Switching to arrays guarantees worst case comparison to be O(N), but the only real performance gain you get comes from being able to early out by knowing the array sizes without iterating them. And you could solve that better just by adding key count to the dictionaries when building them. And you’ve slowed down access to the data from O(1) to at best O(log N), but in practice probably O(N).

TLDR; Keeping these dictionaries is the right move.

No it will not help.
At this point just check last value if they are equal and will return the same “not accurate result”
You are overthinking and it leads to nowhere more so this will not be 100% accurate and as i said checking last value in array being equal would do the same exact thing.

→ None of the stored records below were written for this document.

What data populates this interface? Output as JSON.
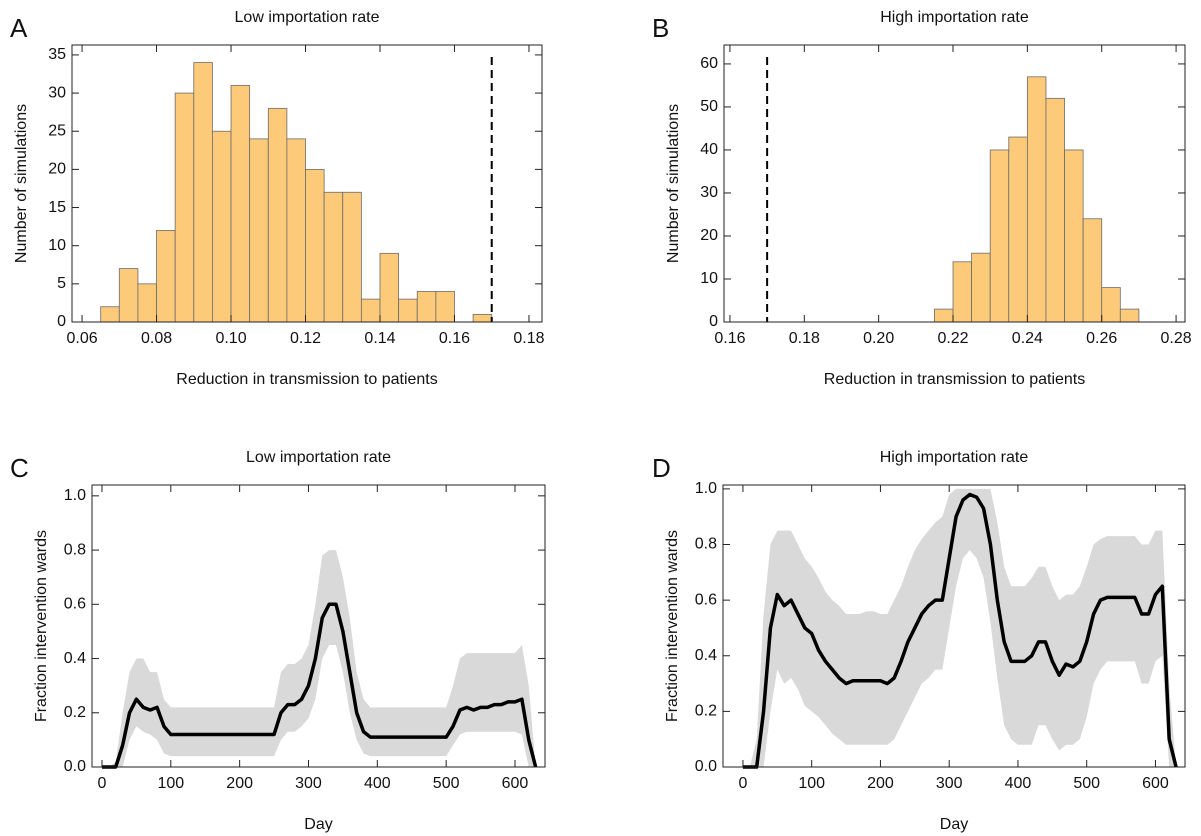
{
  "chart_data": [
    {
      "type": "histogram",
      "panel_label": "A",
      "title": "Low importation rate",
      "xlabel": "Reduction in transmission to patients",
      "ylabel": "Number of simulations",
      "bins": [
        0.065,
        0.07,
        0.075,
        0.08,
        0.085,
        0.09,
        0.095,
        0.1,
        0.105,
        0.11,
        0.115,
        0.12,
        0.125,
        0.13,
        0.135,
        0.14,
        0.145,
        0.15,
        0.155,
        0.16,
        0.165,
        0.17
      ],
      "values": [
        2,
        7,
        5,
        12,
        30,
        34,
        25,
        31,
        24,
        28,
        24,
        20,
        17,
        17,
        3,
        9,
        3,
        4,
        4,
        0,
        1
      ],
      "color": "#fdca79",
      "vline": 0.17,
      "xlim": [
        0.0573,
        0.1835
      ],
      "ylim": [
        0,
        36.3
      ],
      "xticks": [
        0.06,
        0.08,
        {
          "value": 0.1,
          "label": "0.10"
        },
        0.12,
        0.14,
        0.16,
        0.18
      ],
      "yticks": [
        0,
        5,
        10,
        15,
        20,
        25,
        30,
        35
      ]
    },
    {
      "type": "histogram",
      "panel_label": "B",
      "title": "High importation rate",
      "xlabel": "Reduction in transmission to patients",
      "ylabel": "Number of simulations",
      "bins": [
        0.215,
        0.22,
        0.225,
        0.23,
        0.235,
        0.24,
        0.245,
        0.25,
        0.255,
        0.26,
        0.265,
        0.27
      ],
      "values": [
        3,
        14,
        16,
        40,
        43,
        57,
        52,
        40,
        24,
        8,
        3
      ],
      "color": "#fdca79",
      "vline": 0.17,
      "xlim": [
        0.1584,
        0.2824
      ],
      "ylim": [
        0,
        64.4
      ],
      "xticks": [
        0.16,
        0.18,
        {
          "value": 0.2,
          "label": "0.20"
        },
        0.22,
        0.24,
        0.26,
        0.28
      ],
      "yticks": [
        0,
        10,
        20,
        30,
        40,
        50,
        60
      ]
    },
    {
      "type": "line",
      "panel_label": "C",
      "title": "Low importation rate",
      "xlabel": "Day",
      "ylabel": "Fraction intervention wards",
      "x": [
        0,
        10,
        20,
        30,
        40,
        50,
        60,
        70,
        80,
        90,
        100,
        110,
        120,
        130,
        140,
        150,
        160,
        170,
        180,
        190,
        200,
        210,
        220,
        230,
        240,
        250,
        260,
        270,
        280,
        290,
        300,
        310,
        320,
        330,
        340,
        350,
        360,
        370,
        380,
        390,
        400,
        410,
        420,
        430,
        440,
        450,
        460,
        470,
        480,
        490,
        500,
        510,
        520,
        530,
        540,
        550,
        560,
        570,
        580,
        590,
        600,
        610,
        620,
        630
      ],
      "band": {
        "color": "#d9d9d9",
        "upper": [
          0,
          0,
          0.02,
          0.2,
          0.35,
          0.4,
          0.4,
          0.35,
          0.35,
          0.25,
          0.22,
          0.22,
          0.22,
          0.22,
          0.22,
          0.22,
          0.22,
          0.22,
          0.22,
          0.22,
          0.22,
          0.22,
          0.22,
          0.22,
          0.22,
          0.22,
          0.35,
          0.38,
          0.38,
          0.4,
          0.45,
          0.6,
          0.78,
          0.8,
          0.8,
          0.7,
          0.55,
          0.35,
          0.25,
          0.22,
          0.22,
          0.22,
          0.22,
          0.22,
          0.22,
          0.22,
          0.22,
          0.22,
          0.22,
          0.22,
          0.22,
          0.3,
          0.4,
          0.42,
          0.42,
          0.42,
          0.42,
          0.42,
          0.42,
          0.42,
          0.42,
          0.45,
          0.3,
          0
        ],
        "lower": [
          0,
          0,
          0,
          0,
          0.1,
          0.15,
          0.13,
          0.12,
          0.1,
          0.05,
          0.04,
          0.04,
          0.04,
          0.04,
          0.04,
          0.04,
          0.04,
          0.04,
          0.04,
          0.04,
          0.04,
          0.04,
          0.04,
          0.04,
          0.04,
          0.04,
          0.1,
          0.13,
          0.13,
          0.15,
          0.18,
          0.25,
          0.4,
          0.45,
          0.45,
          0.35,
          0.2,
          0.1,
          0.05,
          0.04,
          0.04,
          0.04,
          0.04,
          0.04,
          0.04,
          0.04,
          0.04,
          0.04,
          0.04,
          0.04,
          0.04,
          0.08,
          0.12,
          0.13,
          0.13,
          0.13,
          0.13,
          0.13,
          0.13,
          0.13,
          0.13,
          0.12,
          0,
          0
        ]
      },
      "series": [
        {
          "color": "#000000",
          "values": [
            0,
            0,
            0,
            0.08,
            0.2,
            0.25,
            0.22,
            0.21,
            0.22,
            0.15,
            0.12,
            0.12,
            0.12,
            0.12,
            0.12,
            0.12,
            0.12,
            0.12,
            0.12,
            0.12,
            0.12,
            0.12,
            0.12,
            0.12,
            0.12,
            0.12,
            0.2,
            0.23,
            0.23,
            0.25,
            0.3,
            0.4,
            0.55,
            0.6,
            0.6,
            0.5,
            0.35,
            0.2,
            0.13,
            0.11,
            0.11,
            0.11,
            0.11,
            0.11,
            0.11,
            0.11,
            0.11,
            0.11,
            0.11,
            0.11,
            0.11,
            0.15,
            0.21,
            0.22,
            0.21,
            0.22,
            0.22,
            0.23,
            0.23,
            0.24,
            0.24,
            0.25,
            0.1,
            0
          ]
        }
      ],
      "xlim": [
        -14.5,
        643.6
      ],
      "ylim": [
        0,
        1.04
      ],
      "xticks": [
        0,
        100,
        200,
        300,
        400,
        500,
        600
      ],
      "yticks": [
        {
          "value": 0,
          "label": "0.0"
        },
        0.2,
        0.4,
        0.6,
        0.8,
        {
          "value": 1,
          "label": "1.0"
        }
      ]
    },
    {
      "type": "line",
      "panel_label": "D",
      "title": "High importation rate",
      "xlabel": "Day",
      "ylabel": "Fraction intervention wards",
      "x": [
        0,
        10,
        20,
        30,
        40,
        50,
        60,
        70,
        80,
        90,
        100,
        110,
        120,
        130,
        140,
        150,
        160,
        170,
        180,
        190,
        200,
        210,
        220,
        230,
        240,
        250,
        260,
        270,
        280,
        290,
        300,
        310,
        320,
        330,
        340,
        350,
        360,
        370,
        380,
        390,
        400,
        410,
        420,
        430,
        440,
        450,
        460,
        470,
        480,
        490,
        500,
        510,
        520,
        530,
        540,
        550,
        560,
        570,
        580,
        590,
        600,
        610,
        620,
        630
      ],
      "band": {
        "color": "#d9d9d9",
        "upper": [
          0,
          0,
          0.1,
          0.55,
          0.8,
          0.85,
          0.85,
          0.85,
          0.8,
          0.75,
          0.72,
          0.68,
          0.63,
          0.6,
          0.58,
          0.55,
          0.55,
          0.55,
          0.56,
          0.56,
          0.55,
          0.55,
          0.6,
          0.65,
          0.72,
          0.78,
          0.82,
          0.85,
          0.88,
          0.9,
          0.98,
          1,
          1,
          1,
          1,
          1,
          1,
          0.88,
          0.72,
          0.65,
          0.65,
          0.65,
          0.68,
          0.72,
          0.72,
          0.65,
          0.6,
          0.62,
          0.62,
          0.65,
          0.72,
          0.8,
          0.82,
          0.83,
          0.83,
          0.83,
          0.83,
          0.83,
          0.8,
          0.8,
          0.85,
          0.85,
          0.3,
          0
        ],
        "lower": [
          0,
          0,
          0,
          0,
          0.2,
          0.35,
          0.3,
          0.32,
          0.28,
          0.22,
          0.2,
          0.18,
          0.15,
          0.12,
          0.1,
          0.08,
          0.08,
          0.08,
          0.08,
          0.08,
          0.08,
          0.08,
          0.1,
          0.15,
          0.2,
          0.25,
          0.3,
          0.32,
          0.35,
          0.35,
          0.5,
          0.65,
          0.75,
          0.78,
          0.75,
          0.68,
          0.52,
          0.32,
          0.15,
          0.1,
          0.08,
          0.08,
          0.08,
          0.15,
          0.15,
          0.1,
          0.06,
          0.08,
          0.08,
          0.1,
          0.18,
          0.3,
          0.35,
          0.38,
          0.38,
          0.38,
          0.38,
          0.38,
          0.3,
          0.3,
          0.38,
          0.4,
          0,
          0
        ]
      },
      "series": [
        {
          "color": "#000000",
          "values": [
            0,
            0,
            0,
            0.2,
            0.5,
            0.62,
            0.58,
            0.6,
            0.55,
            0.5,
            0.48,
            0.42,
            0.38,
            0.35,
            0.32,
            0.3,
            0.31,
            0.31,
            0.31,
            0.31,
            0.31,
            0.3,
            0.32,
            0.38,
            0.45,
            0.5,
            0.55,
            0.58,
            0.6,
            0.6,
            0.75,
            0.9,
            0.96,
            0.98,
            0.97,
            0.93,
            0.8,
            0.6,
            0.45,
            0.38,
            0.38,
            0.38,
            0.4,
            0.45,
            0.45,
            0.38,
            0.33,
            0.37,
            0.36,
            0.38,
            0.45,
            0.55,
            0.6,
            0.61,
            0.61,
            0.61,
            0.61,
            0.61,
            0.55,
            0.55,
            0.62,
            0.65,
            0.1,
            0
          ]
        }
      ],
      "xlim": [
        -29,
        643
      ],
      "ylim": [
        0,
        1.014
      ],
      "xticks": [
        0,
        100,
        200,
        300,
        400,
        500,
        600
      ],
      "yticks": [
        {
          "value": 0,
          "label": "0.0"
        },
        0.2,
        0.4,
        0.6,
        0.8,
        {
          "value": 1,
          "label": "1.0"
        }
      ]
    }
  ]
}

Also table.find is for arrays anyway so you are making it even worse.

I don’t think there’s any solution that’s performant. Looping takes a lot of power.

I would rather stop the search if a falsehood is found. Do an early return instead and check if any of the below are false. If so, they are not equal.

Compare the table variables.
Then compare the array length.
Then do a k,v loop in Dictionary 1, and compare the value with Dictionary 2’s key’s values.

If you need both tables to be thoroughly the same, then I’m uncertain. Perhaps reduce the tick rate in which the check is being done.

I wasn’t suggesting using table.find. I was explaining why the OP mentioned it, and how it can actually be used with parallel arrays to do key-value lookups, even though what it does directly is find the index, given a value. And we seem to agree that there is no benefit to doing this, so there’s no need to argue that point at all.

1 Like

Literally every method people has sent here (including me) does use early return :skull:
What are you talking about?

I do agree with you that it is the best to not have that setuation in the first place and even if it will require restructuring the game.

I was replying to the thread itself, not your post.

I’ve done exactly that. If you look at this code here:

I’m already looping through one of the tables, so I used that to my advantage and to check off all the repeating parts, and to only leave the deleted/new parts.